Roxy Music singer/jealous-guy Bryan Ferry’s ambition was to emulate the Velvet Underground’s White Light/White Heat, saying he wanted to complete an album in a single afternoon. The VU’s Lou Reed recorded an ambient album, Metal Machine Music, the liner notes of which insinuated that it was influenced by the effects of methamphetamine. Instead of crank, Clay used cigarettes and Eno used art. Art is less dangerous than drugs, which is why people get into it, but less successful when it comes to resolving the mind-body dialectic, which itself isn’t a problem, of course, when you’re confined to bed all day. Although if you’re in a hospital when that happens, you can just buzz the nurse and get whatever pills or injections you want. Shitting yourself with diarrhea? Get heroin. Constipated? Start tweaking hard. Insomniac from tweaking too much? Get one of these albums.

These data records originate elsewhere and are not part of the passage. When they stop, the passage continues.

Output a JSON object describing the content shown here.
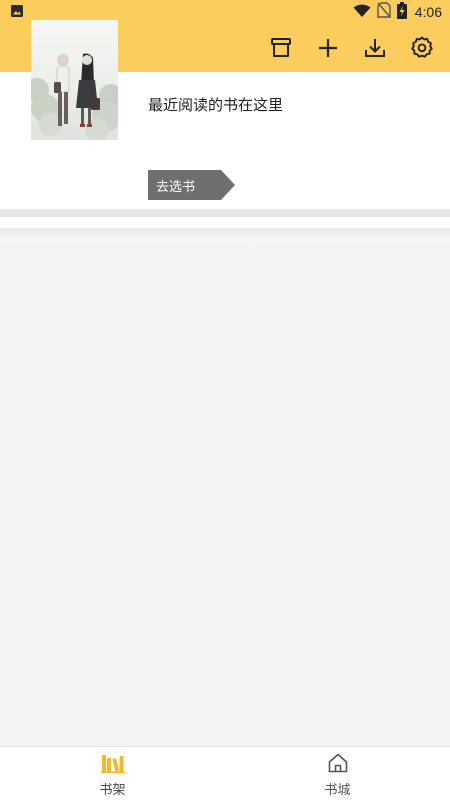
{
  "status_bar": {
    "time": "4:06",
    "icons": [
      "gallery-notification-icon",
      "wifi-icon",
      "no-sim-icon",
      "battery-charging-icon"
    ]
  },
  "toolbar": {
    "actions": [
      {
        "name": "archive-box-icon"
      },
      {
        "name": "add-icon"
      },
      {
        "name": "download-icon"
      },
      {
        "name": "settings-gear-icon"
      }
    ]
  },
  "recent": {
    "title": "最近阅读的书在这里",
    "choose_label": "去选书"
  },
  "bottom_nav": {
    "items": [
      {
        "label": "书架",
        "icon": "bookshelf-icon",
        "active": true
      },
      {
        "label": "书城",
        "icon": "home-icon",
        "active": false
      }
    ]
  },
  "colors": {
    "accent": "#fbcd5d",
    "nav_active": "#f5b72c",
    "choose_button": "#6f6f6f",
    "background": "#f3f3f3"
  }
}
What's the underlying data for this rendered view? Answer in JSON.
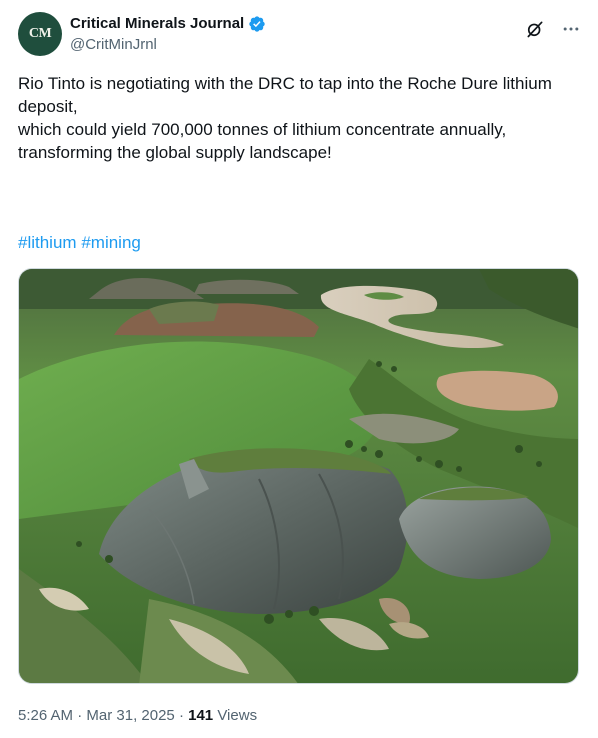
{
  "author": {
    "avatar_text": "CM",
    "display_name": "Critical Minerals Journal",
    "handle": "@CritMinJrnl"
  },
  "tweet": {
    "lines": [
      "Rio Tinto is negotiating with the DRC to tap into the Roche Dure lithium deposit,",
      "which could yield 700,000 tonnes of lithium concentrate annually,",
      "transforming the global supply landscape!"
    ],
    "hashtags": [
      "#lithium",
      "#mining"
    ]
  },
  "meta": {
    "time": "5:26 AM",
    "separator": "·",
    "date": "Mar 31, 2025",
    "views_count": "141",
    "views_label": "Views"
  },
  "colors": {
    "link": "#1d9bf0",
    "verified": "#1d9bf0",
    "muted": "#536471",
    "avatar_bg": "#1f4e3d"
  },
  "icons": {
    "verified": "verified-badge-icon",
    "grok": "grok-icon",
    "more": "more-icon"
  }
}
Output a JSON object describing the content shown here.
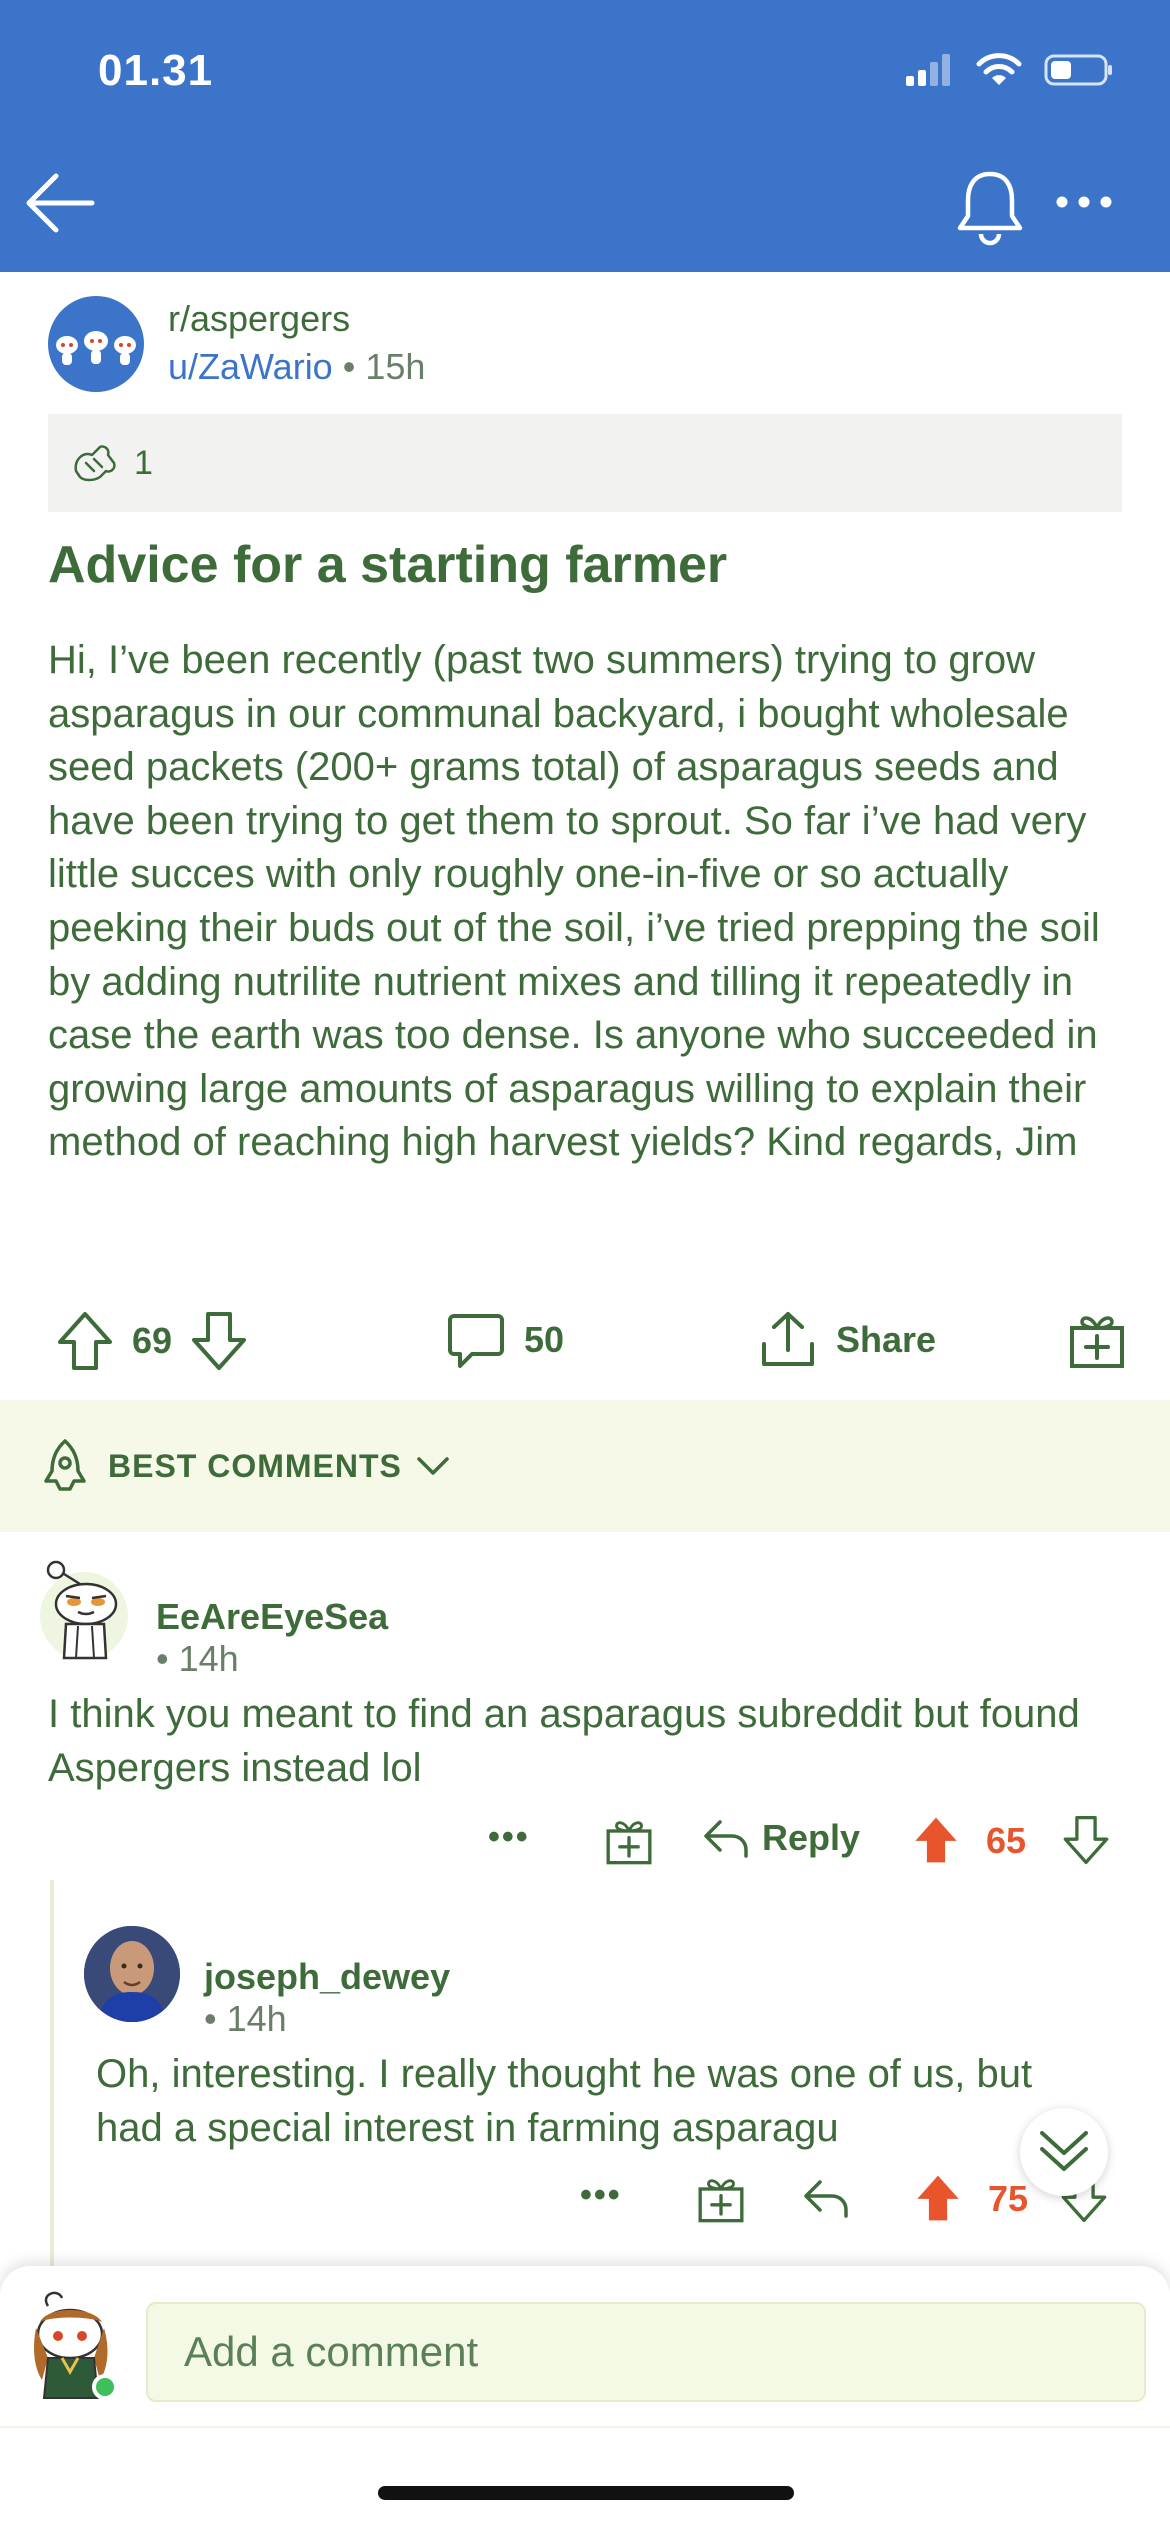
{
  "status_bar": {
    "time": "01.31"
  },
  "post": {
    "subreddit": "r/aspergers",
    "author": "u/ZaWario",
    "age": "15h",
    "award_count": "1",
    "title": "Advice for a starting farmer",
    "body": "Hi, I’ve been recently (past two summers) trying to grow asparagus in our communal backyard, i bought wholesale seed packets (200+ grams total) of asparagus seeds and have been trying to get them to sprout. So far i’ve had very little succes with only roughly one-in-five or so actually peeking their buds out of the soil, i’ve tried prepping the soil by adding nutrilite nutrient mixes and tilling it repeatedly in case the earth was too dense. Is anyone who succeeded in growing large amounts of asparagus willing to explain their method of reaching high harvest yields? Kind regards, Jim",
    "upvotes": "69",
    "comments": "50",
    "share_label": "Share"
  },
  "sort": {
    "label": "BEST COMMENTS"
  },
  "comments": [
    {
      "user": "EeAreEyeSea",
      "age": "14h",
      "text": "I think you meant to find an asparagus subreddit but found Aspergers instead lol",
      "more": "•••",
      "reply_label": "Reply",
      "score": "65"
    },
    {
      "user": "joseph_dewey",
      "age": "14h",
      "text": "Oh, interesting. I really thought he was one of us, but had a special interest in farming asparagu",
      "more": "•••",
      "score": "75"
    }
  ],
  "composer": {
    "placeholder": "Add a comment"
  },
  "colors": {
    "header": "#3b74c9",
    "text_green": "#3e6b3a",
    "upvote_orange": "#e8542b",
    "best_bar_bg": "#f6f9e8"
  },
  "icons": [
    "back-arrow-icon",
    "bell-icon",
    "more-icon",
    "award-icon",
    "upvote-icon",
    "downvote-icon",
    "comment-icon",
    "share-icon",
    "gift-icon",
    "rocket-icon",
    "chevron-down-icon",
    "reply-icon",
    "scroll-down-icon"
  ]
}
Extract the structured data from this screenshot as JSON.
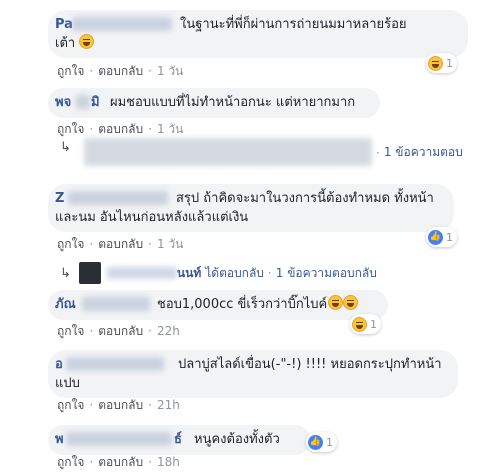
{
  "comments": [
    {
      "text_line1": "ในฐานะที่พี่ก็ผ่านการถ่ายนมมาหลายร้อย",
      "text_line2": "เต้า",
      "name_prefix": "Pa",
      "name_suffix": "",
      "like": "ถูกใจ",
      "reply": "ตอบกลับ",
      "time": "1 วัน",
      "reaction_count": "1"
    },
    {
      "text_line1": "ผมชอบแบบที่ไม่ทำหน้าอกนะ แต่หายากมาก",
      "name_prefix": "พจ",
      "name_suffix": "มิ",
      "like": "ถูกใจ",
      "reply": "ตอบกลับ",
      "time": "1 วัน",
      "reply_summary": "1 ข้อความตอบ"
    },
    {
      "text_line1": "สรุป ถ้าคิดจะมาในวงการนี้ต้องทำหมด ทั้งหน้า",
      "text_line2": "และนม อันไหนก่อนหลังแล้วแต่เงิน",
      "name_prefix": "Z",
      "like": "ถูกใจ",
      "reply": "ตอบกลับ",
      "time": "1 วัน",
      "reaction_count": "1",
      "reply_author_tail": "นนท์",
      "reply_action": "ได้ตอบกลับ",
      "reply_summary": "1 ข้อความตอบกลับ"
    },
    {
      "text_line1": "ชอบ1,000cc ขี่เร็วกว่าบิ๊กไบค์",
      "name_prefix": "ภัณ",
      "like": "ถูกใจ",
      "reply": "ตอบกลับ",
      "time": "22h",
      "reaction_count": "1"
    },
    {
      "text_line1": "ปลาบู่สไลด์เขื่อน(-\"-!) !!!! หยอดกระปุกทำหน้า",
      "text_line2": "แปบ",
      "name_prefix": "อ",
      "like": "ถูกใจ",
      "reply": "ตอบกลับ",
      "time": "21h"
    },
    {
      "text_line1": "หนูคงต้องทั้งตัว",
      "name_prefix": "พ",
      "name_suffix": "ธ์",
      "like": "ถูกใจ",
      "reply": "ตอบกลับ",
      "time": "18h",
      "reaction_count": "1"
    }
  ],
  "icons": {
    "reply_arrow": "↳",
    "like_icon": "👍"
  },
  "colors": {
    "bubble": "#f2f3f5",
    "link": "#385898",
    "meta": "#90949c"
  }
}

You won’t sleep, not least because all that dopamine activity won’t let you, and because except for the trancey Thursday Afternoon, they aren’t actually that static, at least not as much as Ferry’s later solo work, which had more of an emotional impact, if only for the unease caused by watching formerly hyperactive pop-art surrealists retreat into a Kaczynski/Huysmans netherworld transmitting fewer and fewer ominous drone chords, which lasted for longer and longer durations.

You might break the CD player by trying to put something else on when you forget that Music for Films is already playing. It isn’t that bad—more like side two of Bowie’s “Heroes,” except less murky and less Eurodisco. There are even some obtrusive moments: “Sparrowfall (3)” would work in a purgative-shower scene in a docudrama about roofies, and “M386” is still waiting for Afrika Bambaataa to discover its electro riff. On their way from turning the Talking Heads from Jonathan Richman into Spyro Gyra, David Byrne and Eno made My Life in the Bush of Ghosts, cited as innovative by Public Enemy producers the Bomb Squad, among others. What will happen when the crate-diggers discover Eno’s old band? (Well, Ice-T did sample “Amazona.”) Overall, Music for Films is like the spooky intro to Roxy Music songs such as “Strictly Confidential” or “Ladytron,” except not as good.

Apollo (not often mistaken for Live at the Apollo) has, like Led Zeppelin III, a first half of noises and a second half of Sheryl Crow guitar music, like “Deep Blue Day,” from the Trainspotting scene when the guy dives into the toilet to retrieve some heroin and goes on an underwater journey. (That film was at least watchable, unlike Velvet Goldmine, where Eno’s pop songs went, and weren’t enough to save it.) Eno (and Ferry) did alt-country better than anyone—Roxy’s “If There Is Something” (not to mention “Prairie Rose”) made Wilco unnecessary decades before the oblique, strategic Being There emerged as the American Joshua Tree, if not the stateside Ultravox!

From Thursday Afternoon‘s liner notes by C.S.J. Bofop (which sounds more like an anagram than a real name): “Perhaps, then, they should be seen as more closely related to painting than any traditional notion of music.” Kind of says it all, really. So if you’ve got a painting on your wall, then crank this up and you’ll have two! Or better yet, just look out the window. A scary thought: If people were as disengaged with what’s outside their own windows as Eno wants them to be with his music, we’d be living in a less-than-perfect world!

Which brings us to the favorite complaint of the last remaining modernists—is emotional engagement with an Eno song possible? (That includes even straightforward stuff like “Baby’s on Fire” or “Third Uncle.”) Maybe the Oblique Strategy he used on these albums was: “Make something whose total use-value will be determined by random associations, and ensure there will be some of those, by having the creator also produce bands and theories to amass the kind of credibility that leads to coveted soundtrack placements.” As with most innovations, this one was designed with a sadly overoptimistic underestimation of how badly most people want their selection of available environments to be as alike as possible. Before science there were pop songs, and after science there are coffee-shop compilations. Now there’s a new sensation!